When HP Lovecraft wrote the definition of the genre he more-or-less invented, he did it with the understanding that weird fiction was always going to be a niche taste. In his 1927 essay, Supernatural Horror in Literature, he declared that: "tales of ordinary feelings and events, or of common sentimental distortions of such feelings and events, will always take first place in the taste of the majority; rightly, perhaps, since of course these matters make up the greater part of human experience." Barely able to generate an income, chewed up and spat out by the pulp magazines, and finally, dying painfully of untreated stomach cancer ten years later, Lovecraft could reasonably have expected to be forgotten.

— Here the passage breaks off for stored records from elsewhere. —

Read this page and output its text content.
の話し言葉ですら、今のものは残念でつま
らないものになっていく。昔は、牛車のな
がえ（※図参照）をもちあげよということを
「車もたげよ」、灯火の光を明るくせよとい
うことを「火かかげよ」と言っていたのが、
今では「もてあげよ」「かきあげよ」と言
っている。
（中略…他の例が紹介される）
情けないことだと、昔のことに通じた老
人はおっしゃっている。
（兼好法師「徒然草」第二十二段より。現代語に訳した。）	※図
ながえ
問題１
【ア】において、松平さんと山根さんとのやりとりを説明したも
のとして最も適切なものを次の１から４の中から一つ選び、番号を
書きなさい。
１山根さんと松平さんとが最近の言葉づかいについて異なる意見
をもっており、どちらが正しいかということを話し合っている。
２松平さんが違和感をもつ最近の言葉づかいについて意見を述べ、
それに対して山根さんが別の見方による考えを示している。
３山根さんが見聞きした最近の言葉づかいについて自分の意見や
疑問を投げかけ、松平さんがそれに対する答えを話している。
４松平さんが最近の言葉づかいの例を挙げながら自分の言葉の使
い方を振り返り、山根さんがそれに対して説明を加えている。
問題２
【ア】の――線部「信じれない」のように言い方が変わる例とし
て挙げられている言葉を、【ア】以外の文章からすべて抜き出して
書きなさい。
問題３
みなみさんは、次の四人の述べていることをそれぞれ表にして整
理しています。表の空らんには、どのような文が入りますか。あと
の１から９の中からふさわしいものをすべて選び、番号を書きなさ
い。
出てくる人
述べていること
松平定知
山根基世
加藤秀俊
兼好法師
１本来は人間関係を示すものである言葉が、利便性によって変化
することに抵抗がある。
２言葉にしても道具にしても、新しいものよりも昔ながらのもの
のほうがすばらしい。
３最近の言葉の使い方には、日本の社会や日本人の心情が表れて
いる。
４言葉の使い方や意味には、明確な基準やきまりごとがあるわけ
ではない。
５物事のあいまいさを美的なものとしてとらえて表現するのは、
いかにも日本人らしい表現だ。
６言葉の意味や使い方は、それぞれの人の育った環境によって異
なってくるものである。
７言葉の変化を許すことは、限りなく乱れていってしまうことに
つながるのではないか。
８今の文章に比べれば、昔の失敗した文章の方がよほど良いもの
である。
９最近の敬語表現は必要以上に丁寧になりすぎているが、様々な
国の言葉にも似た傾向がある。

Except, he wasn't. Nine decades later, Lovecraft is everywhere, deeply embedded in the language of books, movies and - especially - video games. Upcoming survival horror Call of Cthulu from Cyanide is explicitly based on the Lovecraft short story, but his tentacled imagination of maddening otherworlds and insane entities informs Quake, Doom, Half-Life, Dead Space, Bloodborne (especially Bloodborne), and countless other titles. A Lovecraft who had somehow performed the eldritch feat of living to be 127, while holding onto all IP, would have cash reserves to make EL James look like the impoverished scion of a fallen family.

The only problem for our hypothetical immortal Lovecraft's copyright is that the Cthulhu mythos wasn't his work alone (Lovecraft never used the label himself; it was applied after he died). While he was alive, he collaborated with his friends and peers to expand his monstrous universe. After his death, they continued the work posthumously - August Derleth most notably, acting as both champion of Lovecraft's reputation and afterlife co-author, turning Lovecraft's unfinished manuscripts into completed stories. Old Ones, Dagon, Shogoths, Necronomicoms and the rest of it are inherently adaptable to new uses.